# Musings concerning maximal expressions leading to a logarithmic equation

• Apr 24th 2012, 02:41 PM
NowIsForever
Musings concerning maximal expressions leading to a logarithmic equation
Upon awakening this morning I had this idea about the largest expression that could be formed from a fixed collection of digits, all the same number, using standard operations such as multiplication, exponentiation, etc.

For example suppose, the collection is 2,2,2,2. My first thought was that 2^2^2^2 would be the answer for the maximum value, however $22^2^2$ is larger, and $2^2^2^2$ is larger still.

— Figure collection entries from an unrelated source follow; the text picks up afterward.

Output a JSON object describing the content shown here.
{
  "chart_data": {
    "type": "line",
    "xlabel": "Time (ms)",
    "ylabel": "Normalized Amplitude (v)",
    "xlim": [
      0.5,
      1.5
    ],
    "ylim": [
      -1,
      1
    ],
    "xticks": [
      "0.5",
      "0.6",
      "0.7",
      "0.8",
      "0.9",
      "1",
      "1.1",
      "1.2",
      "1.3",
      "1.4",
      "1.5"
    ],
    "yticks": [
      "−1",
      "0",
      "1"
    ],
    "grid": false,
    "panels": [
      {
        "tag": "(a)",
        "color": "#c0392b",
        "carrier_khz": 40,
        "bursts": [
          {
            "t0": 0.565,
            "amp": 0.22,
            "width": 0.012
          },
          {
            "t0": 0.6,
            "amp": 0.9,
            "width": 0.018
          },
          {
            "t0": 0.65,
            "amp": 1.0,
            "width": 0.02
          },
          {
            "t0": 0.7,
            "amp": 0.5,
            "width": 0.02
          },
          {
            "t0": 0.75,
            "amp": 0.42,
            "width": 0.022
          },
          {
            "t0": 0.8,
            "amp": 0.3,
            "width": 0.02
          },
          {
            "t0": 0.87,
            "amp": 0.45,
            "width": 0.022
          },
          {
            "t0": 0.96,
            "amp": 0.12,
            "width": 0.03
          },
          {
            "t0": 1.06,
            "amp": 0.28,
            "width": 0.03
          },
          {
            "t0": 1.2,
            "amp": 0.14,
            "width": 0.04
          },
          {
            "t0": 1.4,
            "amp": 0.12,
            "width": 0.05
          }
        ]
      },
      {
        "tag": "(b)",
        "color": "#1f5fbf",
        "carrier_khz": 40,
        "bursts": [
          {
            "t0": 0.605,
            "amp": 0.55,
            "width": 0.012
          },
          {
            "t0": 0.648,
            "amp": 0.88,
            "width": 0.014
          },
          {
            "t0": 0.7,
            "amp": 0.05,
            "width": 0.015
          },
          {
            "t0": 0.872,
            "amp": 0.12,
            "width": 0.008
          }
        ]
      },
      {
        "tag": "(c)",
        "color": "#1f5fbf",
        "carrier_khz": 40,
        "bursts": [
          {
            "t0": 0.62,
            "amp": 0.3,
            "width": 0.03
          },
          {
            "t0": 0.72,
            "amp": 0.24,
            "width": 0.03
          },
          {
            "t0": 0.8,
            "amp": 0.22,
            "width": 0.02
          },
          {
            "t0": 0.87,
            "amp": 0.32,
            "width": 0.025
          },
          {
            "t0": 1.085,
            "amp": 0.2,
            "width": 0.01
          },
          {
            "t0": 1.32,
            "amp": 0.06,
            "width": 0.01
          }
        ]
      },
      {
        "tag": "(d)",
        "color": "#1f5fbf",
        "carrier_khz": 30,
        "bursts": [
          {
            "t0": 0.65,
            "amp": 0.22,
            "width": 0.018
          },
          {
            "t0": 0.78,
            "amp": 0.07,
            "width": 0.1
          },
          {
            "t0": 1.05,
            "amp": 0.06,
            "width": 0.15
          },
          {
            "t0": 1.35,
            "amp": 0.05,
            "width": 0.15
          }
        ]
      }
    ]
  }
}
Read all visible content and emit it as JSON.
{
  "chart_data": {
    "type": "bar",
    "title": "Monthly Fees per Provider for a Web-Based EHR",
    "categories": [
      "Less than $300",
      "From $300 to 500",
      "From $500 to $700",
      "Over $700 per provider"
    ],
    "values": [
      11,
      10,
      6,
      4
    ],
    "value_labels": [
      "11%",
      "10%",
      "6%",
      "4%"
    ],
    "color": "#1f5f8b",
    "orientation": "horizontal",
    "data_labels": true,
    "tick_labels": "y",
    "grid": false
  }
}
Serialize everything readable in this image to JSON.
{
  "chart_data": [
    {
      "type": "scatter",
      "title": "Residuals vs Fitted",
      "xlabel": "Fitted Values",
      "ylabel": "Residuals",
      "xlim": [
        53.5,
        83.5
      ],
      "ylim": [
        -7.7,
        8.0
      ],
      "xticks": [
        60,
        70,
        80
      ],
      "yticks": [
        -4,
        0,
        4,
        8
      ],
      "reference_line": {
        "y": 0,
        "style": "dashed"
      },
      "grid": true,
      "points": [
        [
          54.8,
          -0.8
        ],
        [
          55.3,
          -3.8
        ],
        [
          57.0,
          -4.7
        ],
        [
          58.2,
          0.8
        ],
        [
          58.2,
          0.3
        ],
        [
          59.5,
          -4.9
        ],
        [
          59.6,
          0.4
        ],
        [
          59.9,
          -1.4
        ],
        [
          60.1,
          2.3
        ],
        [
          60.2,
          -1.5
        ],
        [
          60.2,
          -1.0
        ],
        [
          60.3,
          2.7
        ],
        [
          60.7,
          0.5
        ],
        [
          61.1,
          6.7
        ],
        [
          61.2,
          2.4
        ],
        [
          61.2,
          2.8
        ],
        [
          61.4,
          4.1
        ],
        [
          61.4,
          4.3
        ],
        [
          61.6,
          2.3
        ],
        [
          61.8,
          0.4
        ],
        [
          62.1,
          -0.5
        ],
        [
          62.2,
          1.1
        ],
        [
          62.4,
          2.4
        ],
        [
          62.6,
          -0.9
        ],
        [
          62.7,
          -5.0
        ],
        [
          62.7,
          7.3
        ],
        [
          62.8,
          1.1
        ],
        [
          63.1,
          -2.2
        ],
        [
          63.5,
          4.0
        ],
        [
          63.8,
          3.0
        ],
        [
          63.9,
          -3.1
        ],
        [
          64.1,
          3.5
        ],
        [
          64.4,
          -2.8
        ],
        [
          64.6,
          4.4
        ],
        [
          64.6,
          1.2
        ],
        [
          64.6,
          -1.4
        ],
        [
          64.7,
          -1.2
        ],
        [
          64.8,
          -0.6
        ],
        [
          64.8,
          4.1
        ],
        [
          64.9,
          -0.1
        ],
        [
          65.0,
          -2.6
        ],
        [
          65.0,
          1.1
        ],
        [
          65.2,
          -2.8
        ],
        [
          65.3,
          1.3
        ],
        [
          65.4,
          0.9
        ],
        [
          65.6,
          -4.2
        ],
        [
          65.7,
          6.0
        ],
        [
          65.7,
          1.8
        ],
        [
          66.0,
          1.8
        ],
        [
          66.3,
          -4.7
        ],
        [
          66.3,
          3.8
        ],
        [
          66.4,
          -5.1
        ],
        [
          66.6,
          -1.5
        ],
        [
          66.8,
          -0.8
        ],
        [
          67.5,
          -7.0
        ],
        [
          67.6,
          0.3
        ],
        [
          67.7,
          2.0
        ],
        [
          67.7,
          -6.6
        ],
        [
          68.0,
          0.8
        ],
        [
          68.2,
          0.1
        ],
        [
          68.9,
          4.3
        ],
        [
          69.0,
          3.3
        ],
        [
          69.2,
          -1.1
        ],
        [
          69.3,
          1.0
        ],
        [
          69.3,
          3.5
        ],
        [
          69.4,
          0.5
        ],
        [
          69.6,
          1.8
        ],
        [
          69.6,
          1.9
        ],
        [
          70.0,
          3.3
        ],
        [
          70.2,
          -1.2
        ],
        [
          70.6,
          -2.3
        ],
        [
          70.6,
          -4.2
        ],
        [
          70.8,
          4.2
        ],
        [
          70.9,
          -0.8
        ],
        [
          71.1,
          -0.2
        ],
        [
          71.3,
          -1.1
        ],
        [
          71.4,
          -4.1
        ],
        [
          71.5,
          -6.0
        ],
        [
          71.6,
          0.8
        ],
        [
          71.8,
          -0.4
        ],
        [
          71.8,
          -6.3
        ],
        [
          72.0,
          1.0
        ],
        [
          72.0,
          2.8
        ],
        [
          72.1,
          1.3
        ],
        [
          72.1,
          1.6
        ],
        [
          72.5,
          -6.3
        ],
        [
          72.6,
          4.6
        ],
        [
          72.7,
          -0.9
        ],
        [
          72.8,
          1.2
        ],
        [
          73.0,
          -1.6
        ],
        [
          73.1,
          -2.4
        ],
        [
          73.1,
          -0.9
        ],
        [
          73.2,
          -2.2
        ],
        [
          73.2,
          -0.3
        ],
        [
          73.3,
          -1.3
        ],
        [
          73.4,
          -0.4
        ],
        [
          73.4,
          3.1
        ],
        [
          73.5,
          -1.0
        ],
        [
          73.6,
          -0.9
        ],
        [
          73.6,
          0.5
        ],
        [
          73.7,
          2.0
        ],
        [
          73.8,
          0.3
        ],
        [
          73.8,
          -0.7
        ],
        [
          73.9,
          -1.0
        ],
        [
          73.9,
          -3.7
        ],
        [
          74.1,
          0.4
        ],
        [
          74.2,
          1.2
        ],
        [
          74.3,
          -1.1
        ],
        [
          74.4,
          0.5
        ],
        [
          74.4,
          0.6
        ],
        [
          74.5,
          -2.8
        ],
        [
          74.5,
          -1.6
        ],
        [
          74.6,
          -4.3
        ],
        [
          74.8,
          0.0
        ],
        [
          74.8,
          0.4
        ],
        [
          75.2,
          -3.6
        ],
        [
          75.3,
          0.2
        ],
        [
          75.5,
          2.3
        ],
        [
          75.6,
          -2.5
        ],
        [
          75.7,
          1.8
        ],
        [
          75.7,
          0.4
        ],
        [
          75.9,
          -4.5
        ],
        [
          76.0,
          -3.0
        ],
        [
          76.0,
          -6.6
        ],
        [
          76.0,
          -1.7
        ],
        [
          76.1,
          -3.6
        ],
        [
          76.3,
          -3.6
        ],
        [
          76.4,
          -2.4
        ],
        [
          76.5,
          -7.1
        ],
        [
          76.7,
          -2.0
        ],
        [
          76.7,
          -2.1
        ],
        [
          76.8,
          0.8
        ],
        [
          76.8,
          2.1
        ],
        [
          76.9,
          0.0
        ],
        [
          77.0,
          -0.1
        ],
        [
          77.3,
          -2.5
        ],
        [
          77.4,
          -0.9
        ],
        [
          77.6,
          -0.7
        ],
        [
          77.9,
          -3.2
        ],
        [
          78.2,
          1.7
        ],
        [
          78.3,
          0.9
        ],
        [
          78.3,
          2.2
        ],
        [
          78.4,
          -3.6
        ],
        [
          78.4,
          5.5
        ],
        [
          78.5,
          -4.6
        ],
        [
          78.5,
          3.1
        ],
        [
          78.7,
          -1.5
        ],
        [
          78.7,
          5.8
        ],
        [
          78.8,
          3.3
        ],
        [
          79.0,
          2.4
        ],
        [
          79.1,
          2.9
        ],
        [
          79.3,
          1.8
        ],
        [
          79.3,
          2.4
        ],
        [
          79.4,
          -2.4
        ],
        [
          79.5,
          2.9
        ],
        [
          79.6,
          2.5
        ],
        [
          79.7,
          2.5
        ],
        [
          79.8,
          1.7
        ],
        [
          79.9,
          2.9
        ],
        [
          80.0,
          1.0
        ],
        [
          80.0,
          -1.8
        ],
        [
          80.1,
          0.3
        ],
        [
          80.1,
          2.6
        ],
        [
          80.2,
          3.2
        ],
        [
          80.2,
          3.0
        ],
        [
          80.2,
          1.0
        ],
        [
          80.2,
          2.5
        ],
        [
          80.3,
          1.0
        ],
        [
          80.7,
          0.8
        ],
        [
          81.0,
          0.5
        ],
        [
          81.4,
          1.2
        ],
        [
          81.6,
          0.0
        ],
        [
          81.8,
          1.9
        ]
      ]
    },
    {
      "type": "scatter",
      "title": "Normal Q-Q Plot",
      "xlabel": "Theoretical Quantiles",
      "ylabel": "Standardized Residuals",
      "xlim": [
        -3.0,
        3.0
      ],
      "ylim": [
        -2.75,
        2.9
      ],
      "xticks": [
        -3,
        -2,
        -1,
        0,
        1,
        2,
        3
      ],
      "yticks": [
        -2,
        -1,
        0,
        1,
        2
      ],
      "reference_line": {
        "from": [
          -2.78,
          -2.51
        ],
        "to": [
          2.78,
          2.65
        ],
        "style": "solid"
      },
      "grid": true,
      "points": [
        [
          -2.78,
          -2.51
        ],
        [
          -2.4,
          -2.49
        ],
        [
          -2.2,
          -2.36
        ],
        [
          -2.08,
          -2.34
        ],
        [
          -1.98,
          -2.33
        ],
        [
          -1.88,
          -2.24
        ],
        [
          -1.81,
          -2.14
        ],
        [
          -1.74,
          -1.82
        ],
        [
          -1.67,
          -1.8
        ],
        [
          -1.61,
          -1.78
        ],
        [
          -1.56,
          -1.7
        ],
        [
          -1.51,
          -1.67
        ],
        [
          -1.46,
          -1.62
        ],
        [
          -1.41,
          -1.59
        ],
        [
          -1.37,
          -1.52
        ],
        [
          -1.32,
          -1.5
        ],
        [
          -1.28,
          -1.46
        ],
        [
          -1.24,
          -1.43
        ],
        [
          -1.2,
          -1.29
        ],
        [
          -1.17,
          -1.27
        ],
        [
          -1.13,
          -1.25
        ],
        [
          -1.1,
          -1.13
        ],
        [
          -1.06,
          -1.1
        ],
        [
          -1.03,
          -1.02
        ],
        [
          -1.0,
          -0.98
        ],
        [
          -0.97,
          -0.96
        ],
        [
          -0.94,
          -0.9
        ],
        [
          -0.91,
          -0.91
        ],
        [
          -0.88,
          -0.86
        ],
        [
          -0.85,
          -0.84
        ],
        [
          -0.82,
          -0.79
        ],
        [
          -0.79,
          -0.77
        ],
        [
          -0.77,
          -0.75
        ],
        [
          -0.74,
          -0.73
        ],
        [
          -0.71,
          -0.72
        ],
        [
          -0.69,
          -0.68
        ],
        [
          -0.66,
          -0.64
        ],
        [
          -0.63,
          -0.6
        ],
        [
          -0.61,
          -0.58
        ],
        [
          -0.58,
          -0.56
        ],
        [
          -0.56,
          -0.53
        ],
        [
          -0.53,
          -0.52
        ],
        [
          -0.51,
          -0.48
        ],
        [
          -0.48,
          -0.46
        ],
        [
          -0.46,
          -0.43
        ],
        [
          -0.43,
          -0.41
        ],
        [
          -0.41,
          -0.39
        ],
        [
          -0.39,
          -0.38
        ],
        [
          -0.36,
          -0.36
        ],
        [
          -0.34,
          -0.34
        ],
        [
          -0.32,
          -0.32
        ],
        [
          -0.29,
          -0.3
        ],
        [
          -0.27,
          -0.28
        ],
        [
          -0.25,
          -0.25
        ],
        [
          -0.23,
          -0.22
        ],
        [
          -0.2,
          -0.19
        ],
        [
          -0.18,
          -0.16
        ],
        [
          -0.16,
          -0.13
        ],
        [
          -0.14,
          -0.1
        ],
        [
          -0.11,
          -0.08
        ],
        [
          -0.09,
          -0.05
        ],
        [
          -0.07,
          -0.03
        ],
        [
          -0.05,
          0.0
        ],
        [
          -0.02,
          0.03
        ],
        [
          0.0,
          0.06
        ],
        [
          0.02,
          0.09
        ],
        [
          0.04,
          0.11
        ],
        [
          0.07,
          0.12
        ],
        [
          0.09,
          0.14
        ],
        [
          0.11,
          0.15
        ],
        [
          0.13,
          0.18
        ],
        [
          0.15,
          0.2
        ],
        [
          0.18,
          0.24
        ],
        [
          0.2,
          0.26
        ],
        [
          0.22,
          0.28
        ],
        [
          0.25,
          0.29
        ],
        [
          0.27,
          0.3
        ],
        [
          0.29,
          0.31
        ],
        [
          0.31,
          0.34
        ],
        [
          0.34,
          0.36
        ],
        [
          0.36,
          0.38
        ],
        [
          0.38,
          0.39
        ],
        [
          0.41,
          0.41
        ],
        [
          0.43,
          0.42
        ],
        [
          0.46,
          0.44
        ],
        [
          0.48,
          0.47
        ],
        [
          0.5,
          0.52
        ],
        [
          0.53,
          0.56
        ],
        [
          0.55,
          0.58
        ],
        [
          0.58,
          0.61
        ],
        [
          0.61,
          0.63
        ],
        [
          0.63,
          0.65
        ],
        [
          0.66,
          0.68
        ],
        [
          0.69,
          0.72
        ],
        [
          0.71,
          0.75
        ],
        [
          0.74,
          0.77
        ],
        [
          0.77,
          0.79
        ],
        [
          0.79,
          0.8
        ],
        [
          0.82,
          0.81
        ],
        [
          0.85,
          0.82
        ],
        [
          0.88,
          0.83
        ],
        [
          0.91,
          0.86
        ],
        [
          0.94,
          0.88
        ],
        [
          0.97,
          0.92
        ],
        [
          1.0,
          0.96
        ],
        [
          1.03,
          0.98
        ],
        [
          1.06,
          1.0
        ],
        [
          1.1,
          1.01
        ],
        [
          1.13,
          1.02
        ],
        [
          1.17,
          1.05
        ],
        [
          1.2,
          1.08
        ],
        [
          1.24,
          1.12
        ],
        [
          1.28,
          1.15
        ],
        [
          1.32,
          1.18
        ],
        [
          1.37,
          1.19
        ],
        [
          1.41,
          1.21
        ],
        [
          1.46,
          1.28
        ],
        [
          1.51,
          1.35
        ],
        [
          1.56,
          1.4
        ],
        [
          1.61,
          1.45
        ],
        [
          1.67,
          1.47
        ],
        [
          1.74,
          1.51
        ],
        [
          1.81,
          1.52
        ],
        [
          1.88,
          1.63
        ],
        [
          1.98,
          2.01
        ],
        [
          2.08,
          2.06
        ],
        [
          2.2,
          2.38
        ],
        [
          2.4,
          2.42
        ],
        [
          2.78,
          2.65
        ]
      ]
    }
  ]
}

Then I noticed that $22^2^2$ is closer to $2^2^2^2$ (by ratio) than $33^3^3$ is to $3^3^3^3$. The situation is further divergent as the value of the digit climbs to 9.

Define d*d as 10·d+d and d*d*d as d·100+d·10+d etc., where d is not only allowed to be a digit, but any real number. (Numbers less than or equal to zero, although allowed, may or may not be reasonable).

So this thought formed: what would be the value of d such that $(d*d)^(^d^*^d^)$ = $d^(^d^*^d^*^d^)$?

It would be a solution to the equation: $(10x+x) log_x (10x+x)= 100x+10x+x$.

Not wishing to look for an analytic solution to the equation prior to determining a numerical result; I proceeded to do that obtaining

x = 1.3018267624863938102032556203448

using my Windows calculator after 39 iterations (I know, I could have written a C program to do this in less than half the time, but I'm on vacation for three weeks, I like doing it, and I probably would not have discovered the following result had I written the program):

I noticed this as a convergent during my calculations: $log_x$ (10x+x) = 111/11. (Rofl)

It is not obvious to me why this should be so; perhaps it would fall out of an analytic solution quite easily, but I have yet to look for one, and I'm posting this so that all and sundry may have a shot at it as I work on it myself.

Any feedback would be greatly appreciated.
• Apr 24th 2012, 02:53 PM
ignite
Re: Musings concerning maximal expressions leading to a logarithmic equation
$x=11^\frac{11}{100}$ solves the given equation.